Par Pierre-Richard Cajuste*

Soumis à AlterPresse le 7 novembre 2022

« Nous mourrons tous, nous mourrons tous, les bêtes, les plantes, les chrétiens vivants ! », écrivait Jacques Roumain dans son chef-d’œuvre Gouverneurs de la rosée. Ici c’est la responsabilité humaine dans les catastrophes naturelles que le grand écrivain pointait déjà du doigt et l’incapacité d’offrir à une population en souffrance le strict minimum. On est dans les années 20-30.

Près d’un siècle plus tard, ce cri déchirant de Délira Délivrance n’a pas pris une ride. Il garde toute sa verdeur dans la situation de désespoir et de désarroi que vit la population haïtienne ces derniers temps. Les revendications restent les mêmes. Rien n’a changé. Au contraire, la situation écologique a même empiré. Le séisme du 12 janvier 2010 et les autres catastrophes naturelles qu’a connus le pays, les différentes pluies diluviennes, les cyclones, les ouragans survenus au cours de ces dix dernières années sont, à n’en pas douter, la conséquence d’une mauvaise gestion par l’Haïtien de son environnement.

Ces désastres naturels mettent aussi à nu l’extrême vulnérabilité structurelle du pays. Plus de 65% de la population vit dans l’extrême pauvreté, avec un taux de chômage avoisinant les 40%. L’État haïtien est incapable de remplir ses fonctions régaliennes. Du point de vue économique, c’est la récession (crise) en bonne et due forme : le pays affiche un chiffre d’exportation ne dépassant pas sept cents millions de dollars américains, alors que l’exportation dominicaine est environ de dix milliards de dollars américains l’an. L’investissement direct étranger est presqu’inexistant. Quant aux politiques publiques, on engage à tout-va des dépenses inaptes à assurer les services sociaux de base, encore moins à protéger et servir les intérêts de la population ; outre cette gabegie institutionnelle, les immenses pertes entraînées par une corruption endémique et systémique quasi-généralisée ne risquent guère, hélas, d’arranger les choses.

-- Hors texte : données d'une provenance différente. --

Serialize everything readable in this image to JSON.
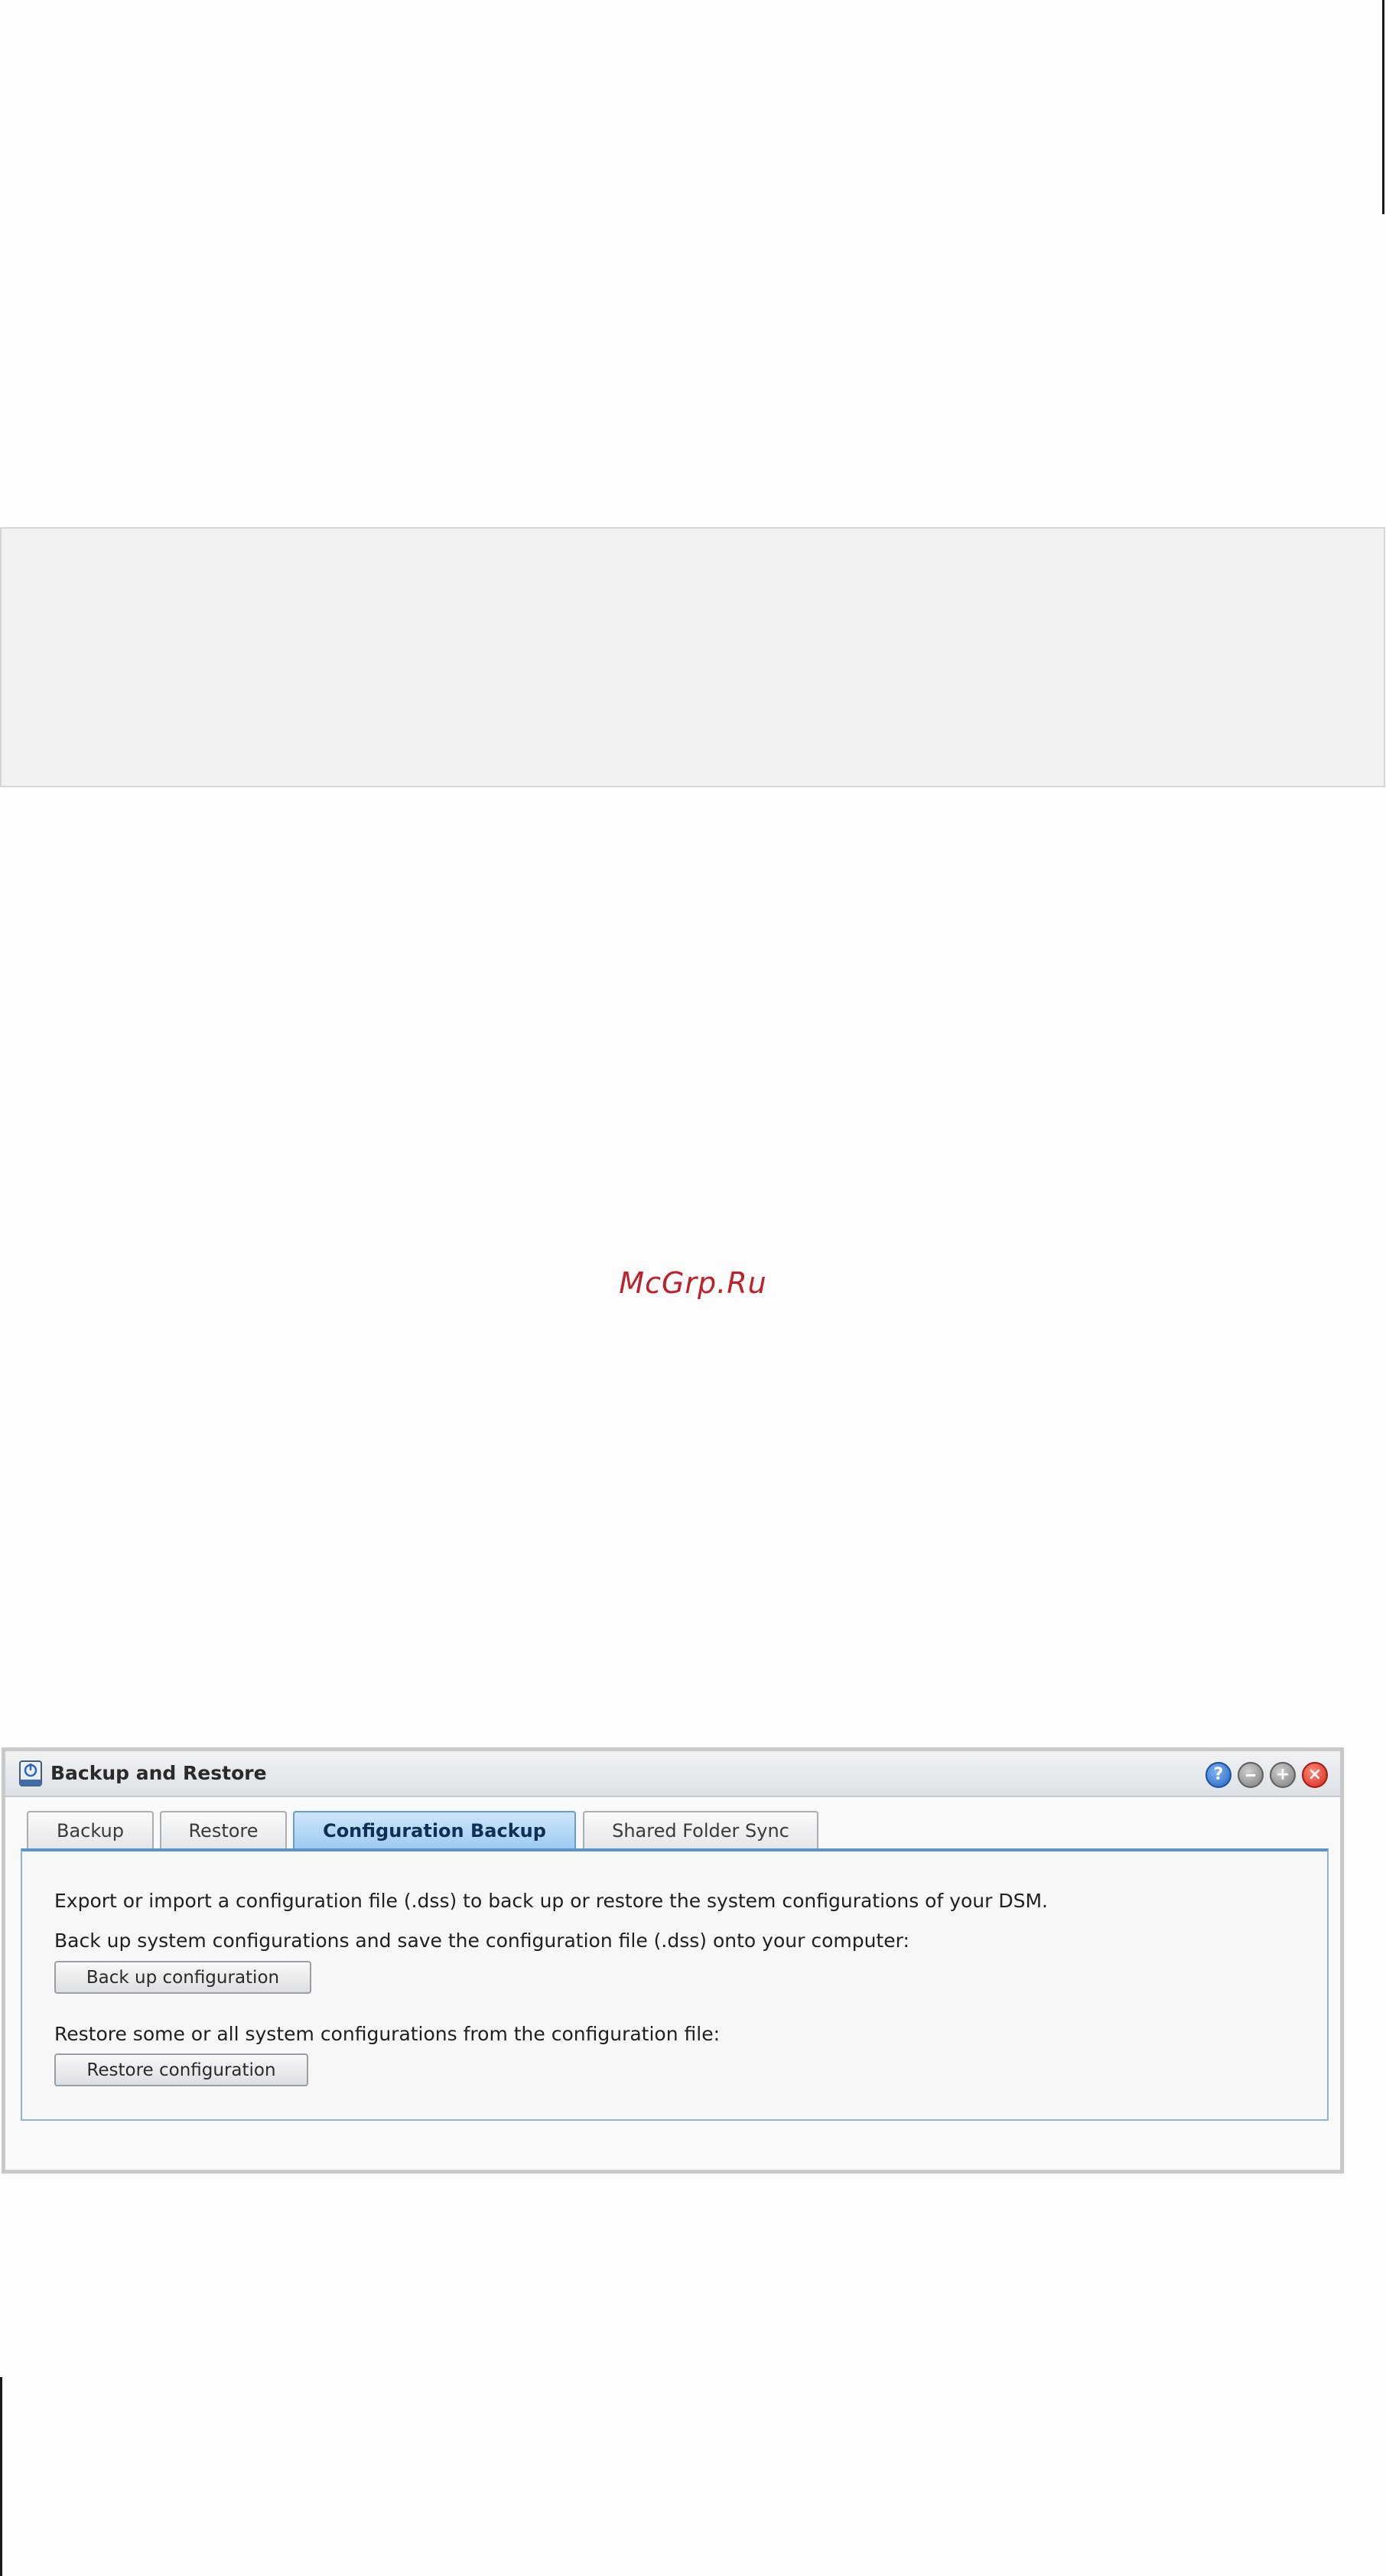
{
  "watermark": "McGrp.Ru",
  "window": {
    "title": "Backup and Restore",
    "icons": {
      "app": "backup-app-icon",
      "help": "help-icon",
      "minimize": "minimize-icon",
      "maximize": "maximize-icon",
      "close": "close-icon"
    },
    "help_glyph": "?",
    "max_glyph": "+",
    "close_glyph": "×",
    "accent_color": "#5f94c8"
  },
  "tabs": [
    {
      "label": "Backup",
      "active": false
    },
    {
      "label": "Restore",
      "active": false
    },
    {
      "label": "Configuration Backup",
      "active": true
    },
    {
      "label": "Shared Folder Sync",
      "active": false
    }
  ],
  "panel": {
    "intro": "Export or import a configuration file (.dss) to back up or restore the system configurations of your DSM.",
    "backup_prompt": "Back up system configurations and save the configuration file (.dss) onto your computer:",
    "backup_button": "Back up configuration",
    "restore_prompt": "Restore some or all system configurations from the configuration file:",
    "restore_button": "Restore configuration"
  }
}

Au cours des dernières années, profitant de la faiblesse des institutions de maintien d’ordre et l’impunité en découlant, les gangs se sont multipliés à travers le pays, terrorisant la population, provoquant des déplacements de populations, ruinant de nombreuses familles lors des rapts et kidnappings contre rançons. Sans compter les assassinats, les viols et les tortures. La situation sécuritaire est telle que l’actuel gouvernement a été contraint de demander l’aide de l’étranger pour venir à bout de ce fléau.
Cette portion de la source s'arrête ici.